Nous aurions grand tort de considérer cette histoire comme celle d’un banal découragement. Si cela avait été le cas, la Bible, Parole de Dieu, nous inciterait à imiter les découragés. Nous y chercherions la justification même de nos faiblesses, de nos doutes, si ce n’est de notre péché. Mais plus qu’un découragement, Élie vit un conflit spirituel. Car c’est devant Dieu qu’il se présente pour mener cette lutte démesurée. Il nous rappelle cet autre moment des débuts de sa carrière, lorsque, pour la première fois, il alla se planter devant le mauvais roi Achab en criant : « L’Éternel des armées devant qui je me tiens est vivant! » (1 R 18.15). Une fois encore, dans d’autres circonstances, Élie se tient devant Dieu. Mais à présent, la lutte lui pèse, et l’ombre de la mort plane sur sa tête. Mais observez-le : Élie se met à prier Dieu, il lui ouvre son cœur et prononce : « C’en est trop, Éternel! » Il parle donc à Dieu. Il ne se livre pas à un soliloque, c’est-à-dire qu’il ne se parle pas à lui-même; il ne se livre pas davantage à un monologue en présence d’éventuels auditeurs.
C’est pourquoi son découragement est différent des nôtres. Lorsque nous sommes découragés, la raison en est que nous avons pitié de nous-mêmes, mijotons dans notre propre misère, nous apitoyons sur notre sort… Malgré les apparences, l’homme de la foi lutte comme son ancêtre Jacob, qui au bord du torrent de Jabbok, lutta toute une nuit avec l’Ange de l’Éternel pour obtenir la bénédiction de Dieu. Il nous rappelle celui qui, huit siècles après lui, Jésus-Christ, le Fils de Dieu, au moment suprême de son agonie, se mit à prier. Vous souvenez-vous de ces paroles de Jésus sur la croix? « Mon Dieu, mon Dieu, pourquoi m’as-tu abandonné? » (Mt 27.46). Ce sont là les paroles d’une prière, celle du Psaume 22!
Lui aussi avait prononcé la prière de la lutte et de la confiance. Ainsi, nous ne cherchons pas en Élie le type du découragé, mais le modèle du combattant, celui qui prie et qui persiste à croire en dépit de toutes les adversités. C’est pourquoi, au pire moment de sa vie, il s’adresse à Dieu. Élie a-t-il eu raison? Oui, puisque l’histoire racontée sur cette page nous révèle surtout la présence miséricordieuse de Dieu, qui a eu pitié de son serviteur.
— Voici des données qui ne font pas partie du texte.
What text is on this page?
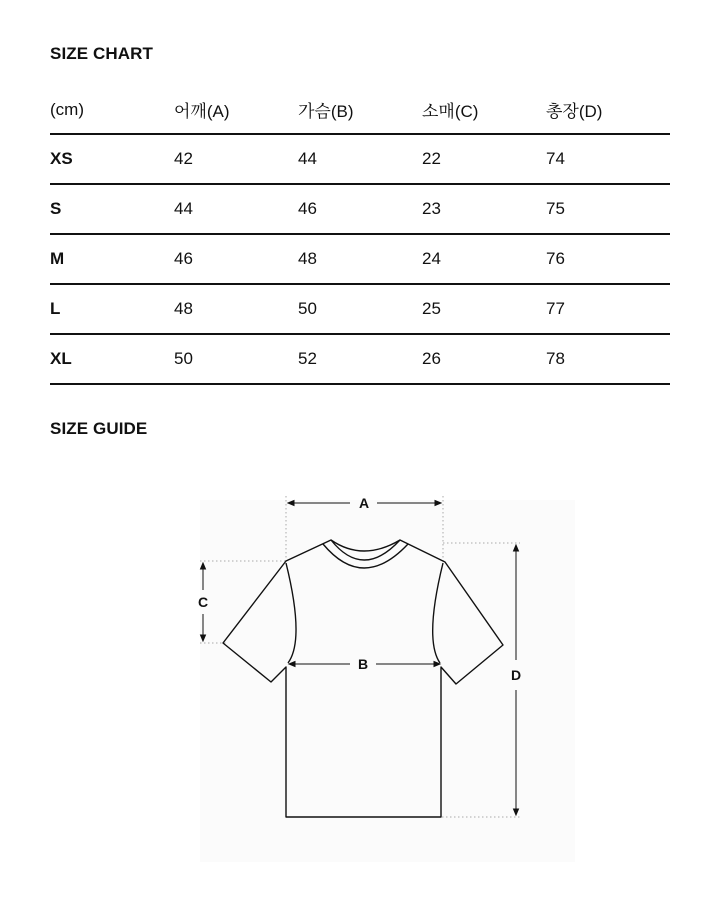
SIZE CHART
(cm)	어깨(A)	가슴(B)	소매(C)	총장(D)
XS	42	44	22	74
S	44	46	23	75
M	46	48	24	76
L	48	50	25	77
XL	50	52	26	78
SIZE GUIDE
A
B
C
D
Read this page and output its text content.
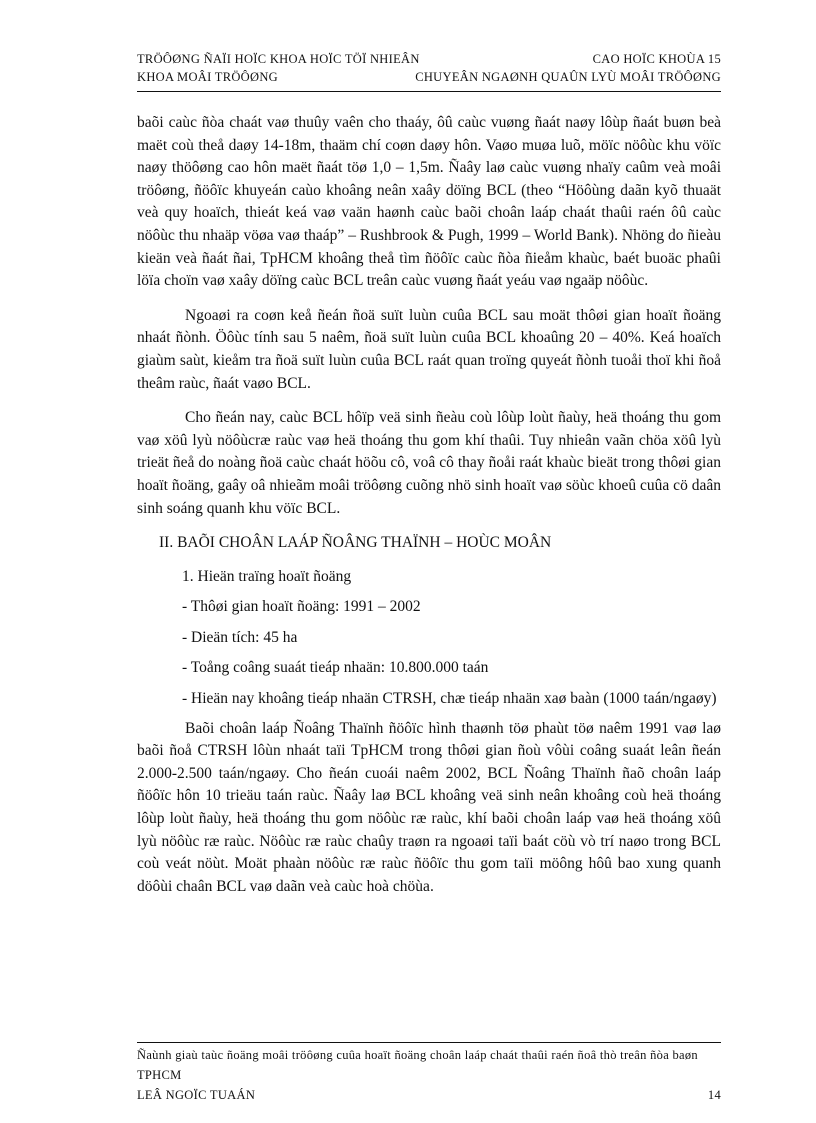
TRÖÔØNG ÑAÏI HOÏC KHOA HOÏC TÖÏ NHIEÂN	CAO HOÏC KHOÙA 15
KHOA MOÂI TRÖÔØNG	CHUYEÂN NGAØNH QUAÛN LYÙ MOÂI TRÖÔØNG

baõi caùc ñòa chaát vaø thuûy vaên cho thaáy, ôû caùc vuøng ñaát naøy lôùp ñaát buøn beà maët coù theå daøy 14-18m, thaäm chí coøn daøy hôn. Vaøo muøa luõ, möïc nöôùc khu vöïc naøy thöôøng cao hôn maët ñaát töø 1,0 – 1,5m. Ñaây laø caùc vuøng nhaïy caûm veà moâi tröôøng, ñöôïc khuyeán caùo khoâng neân xaây döïng BCL (theo “Höôùng daãn kyõ thuaät veà quy hoaïch, thieát keá vaø vaän haønh caùc baõi choân laáp chaát thaûi raén ôû caùc nöôùc thu nhaäp vöøa vaø thaáp” – Rushbrook & Pugh, 1999 – World Bank). Nhöng do ñieàu kieän veà ñaát ñai, TpHCM khoâng theå tìm ñöôïc caùc ñòa ñieåm khaùc, baét buoäc phaûi löïa choïn vaø xaây döïng caùc BCL treân caùc vuøng ñaát yeáu vaø ngaäp nöôùc.

Ngoaøi ra coøn keå ñeán ñoä suït luùn cuûa BCL sau moät thôøi gian hoaït ñoäng nhaát ñònh. Öôùc tính sau 5 naêm, ñoä suït luùn cuûa BCL khoaûng 20 – 40%. Keá hoaïch giaùm saùt, kieåm tra ñoä suït luùn cuûa BCL raát quan troïng quyeát ñònh tuoåi thoï khi ñoå theâm raùc, ñaát vaøo BCL.

Cho ñeán nay, caùc BCL hôïp veä sinh ñeàu coù lôùp loùt ñaùy, heä thoáng thu gom vaø xöû lyù nöôùcræ raùc vaø heä thoáng thu gom khí thaûi. Tuy nhieân vaãn chöa xöû lyù trieät ñeå do noàng ñoä caùc chaát höõu cô, voâ cô thay ñoåi raát khaùc bieät trong thôøi gian hoaït ñoäng, gaây oâ nhieãm moâi tröôøng cuõng nhö sinh hoaït vaø söùc khoeû cuûa cö daân sinh soáng quanh khu vöïc BCL.

II. BAÕI CHOÂN LAÁP ÑOÂNG THAÏNH – HOÙC MOÂN

1. Hieän traïng hoaït ñoäng

- Thôøi gian hoaït ñoäng: 1991 – 2002

- Dieän tích: 45 ha

- Toång coâng suaát tieáp nhaän: 10.800.000 taán

- Hieän nay khoâng tieáp nhaän CTRSH, chæ tieáp nhaän xaø baàn (1000 taán/ngaøy)

Baõi choân laáp Ñoâng Thaïnh ñöôïc hình thaønh töø phaùt töø naêm 1991 vaø laø baõi ñoå CTRSH lôùn nhaát taïi TpHCM trong thôøi gian ñoù vôùi coâng suaát leân ñeán 2.000-2.500 taán/ngaøy. Cho ñeán cuoái naêm 2002, BCL Ñoâng Thaïnh ñaõ choân laáp ñöôïc hôn 10 trieäu taán raùc. Ñaây laø BCL khoâng veä sinh neân khoâng coù heä thoáng lôùp loùt ñaùy, heä thoáng thu gom nöôùc ræ raùc, khí baõi choân laáp vaø heä thoáng xöû lyù nöôùc ræ raùc. Nöôùc ræ raùc chaûy traøn ra ngoaøi taïi baát cöù vò trí naøo trong BCL coù veát nöùt. Moät phaàn nöôùc ræ raùc ñöôïc thu gom taïi möông hôû bao xung quanh döôùi chaân BCL vaø daãn veà caùc hoà chöùa.

Ñaùnh giaù taùc ñoäng moâi tröôøng cuûa hoaït ñoäng choân laáp chaát thaûi raén ñoâ thò treân ñòa baøn TPHCM
LEÂ NGOÏC TUAÁN	14
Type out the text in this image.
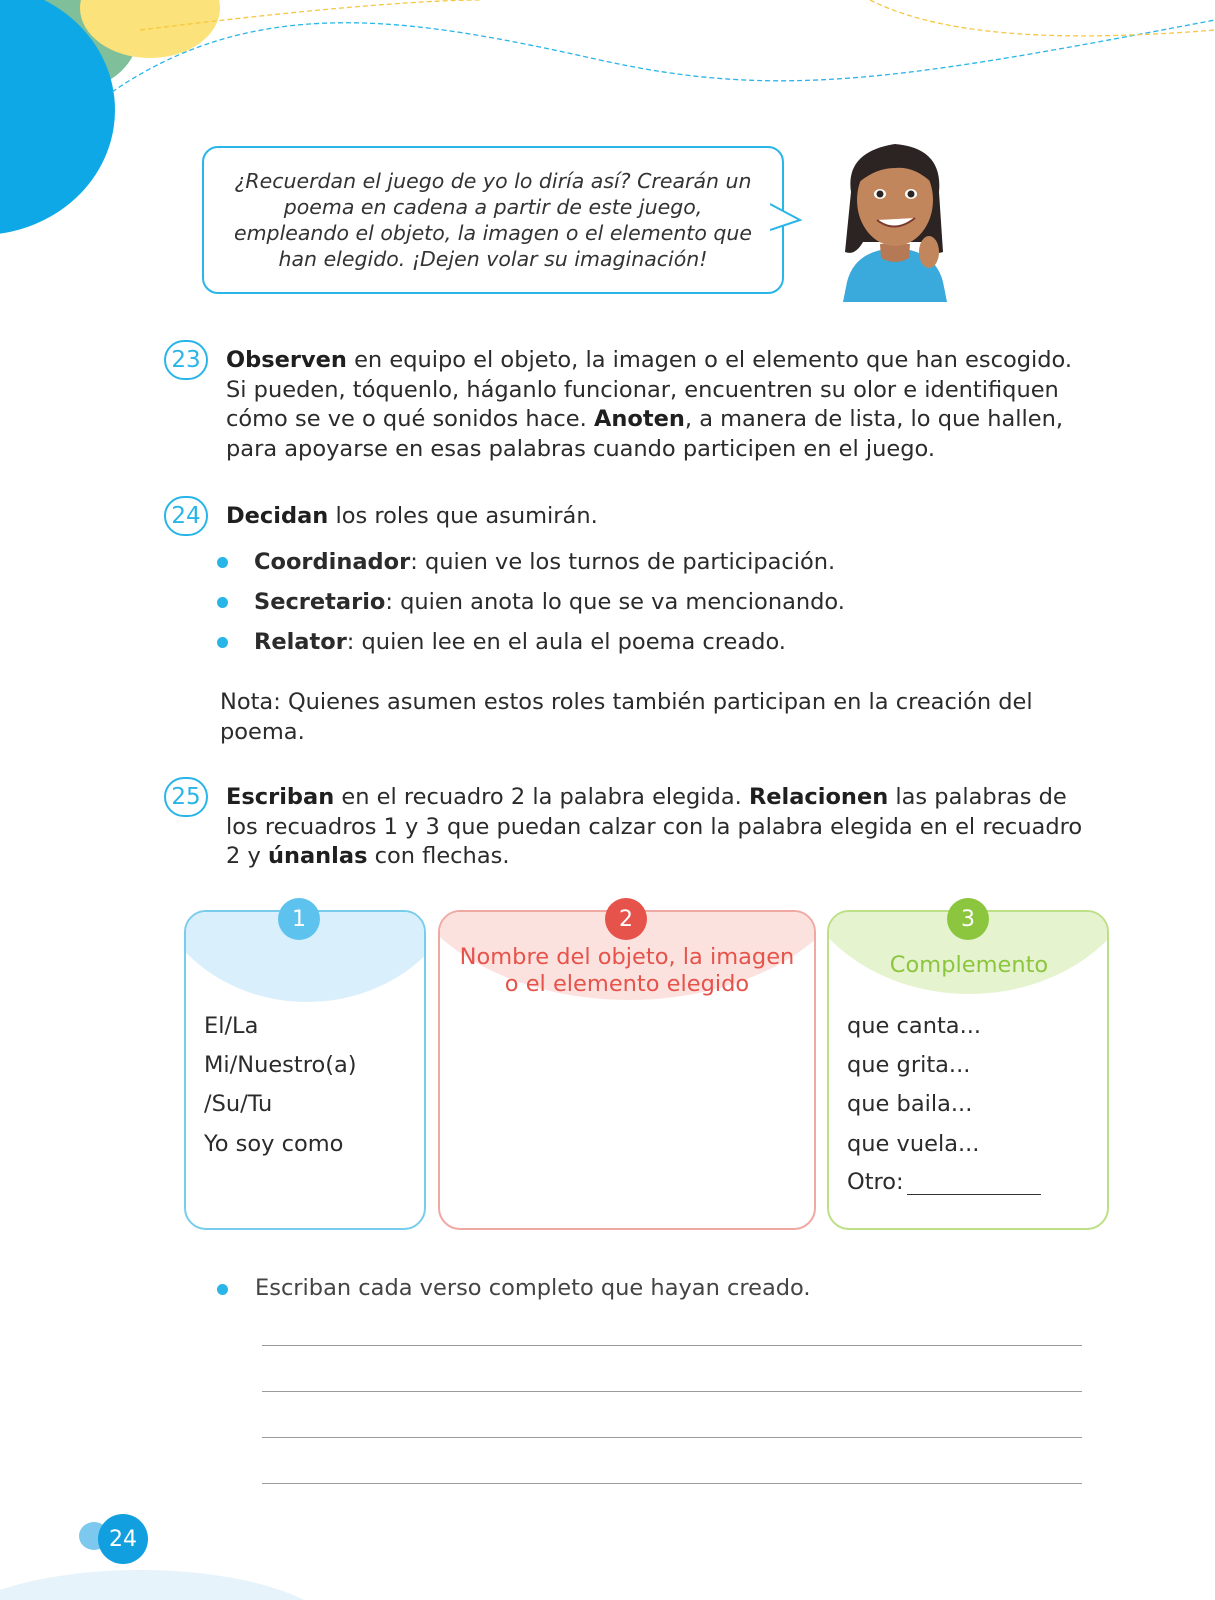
¿Recuerdan el juego de yo lo diría así? Crearán un poema en cadena a partir de este juego, empleando el objeto, la imagen o el elemento que han elegido. ¡Dejen volar su imaginación!
23 Observen en equipo el objeto, la imagen o el elemento que han escogido. Si pueden, tóquenlo, háganlo funcionar, encuentren su olor e identifiquen cómo se ve o qué sonidos hace. Anoten, a manera de lista, lo que hallen, para apoyarse en esas palabras cuando participen en el juego.
24 Decidan los roles que asumirán.
Coordinador: quien ve los turnos de participación.
Secretario: quien anota lo que se va mencionando.
Relator: quien lee en el aula el poema creado.
Nota: Quienes asumen estos roles también participan en la creación del poema.
25 Escriban en el recuadro 2 la palabra elegida. Relacionen las palabras de los recuadros 1 y 3 que puedan calzar con la palabra elegida en el recuadro 2 y únanlas con flechas.
El/La
Mi/Nuestro(a)
/Su/Tu
Yo soy como
1
Nombre del objeto, la imagen o el elemento elegido
2
Complemento
que canta...
que grita...
que baila...
que vuela...
Otro:
3
Escriban cada verso completo que hayan creado.
24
Il lui a parlé, il lui a rendu la force nécessaire, il lui a redonné courage.
Tout d’abord, il lui redonne des forces physiques. « Lève-toi et mange », dit Dieu au prophète épuisé (1 R 19.5). Dieu sait mieux que quiconque que l’extrême fatigue du corps peut entraîner parfois le découragement de l’âme. Il envoie alors le nécessaire pour qu’Élie se restaure et poursuive sa marche. Et c’est ainsi que l’homme de tout à l’heure, si abattu et si confus, va pouvoir marcher pendant quarante jours dans le désert, jusqu’à parvenir à la montagne de l’Alliance. L’endroit où il se trouvait était distant d’environ 250 km qu’il a dû parcourir en quarante jours… Ces quarante journées nous rappellent la marche de ses ancêtres dans le désert durant quarante ans.
C’est l’occasion pour lui de se rendre compte que le Dieu en qui il croyait, le Dieu qu’il servait, le Dieu à qui il venait de se plaindre, restait toujours le même Dieu : Celui d’hier, d’aujourd’hui et de demain, jusque dans l’éternité, car rien en lui ne change. Quarante journées d’épreuve pour la foi; quarante journées d’humilité aussi; quarante jours de purification surtout, pour que sa passion pour Dieu et son zèle pour sa cause soient dépouillées de tout ce qu’il y a d’impur et de charnel. Mais surtout l’éblouissante certitude de la fidélité de Dieu, durant ces quarante journées et pour toujours. Il convient d’apprendre avec diligence cette leçon biblique. Il faut marcher dans le désert avant de pouvoir gravir la montagne sainte et de parvenir en la présence directe et immédiate de Dieu. C’est alors que Dieu lui donne la certitude inébranlable de sa présence.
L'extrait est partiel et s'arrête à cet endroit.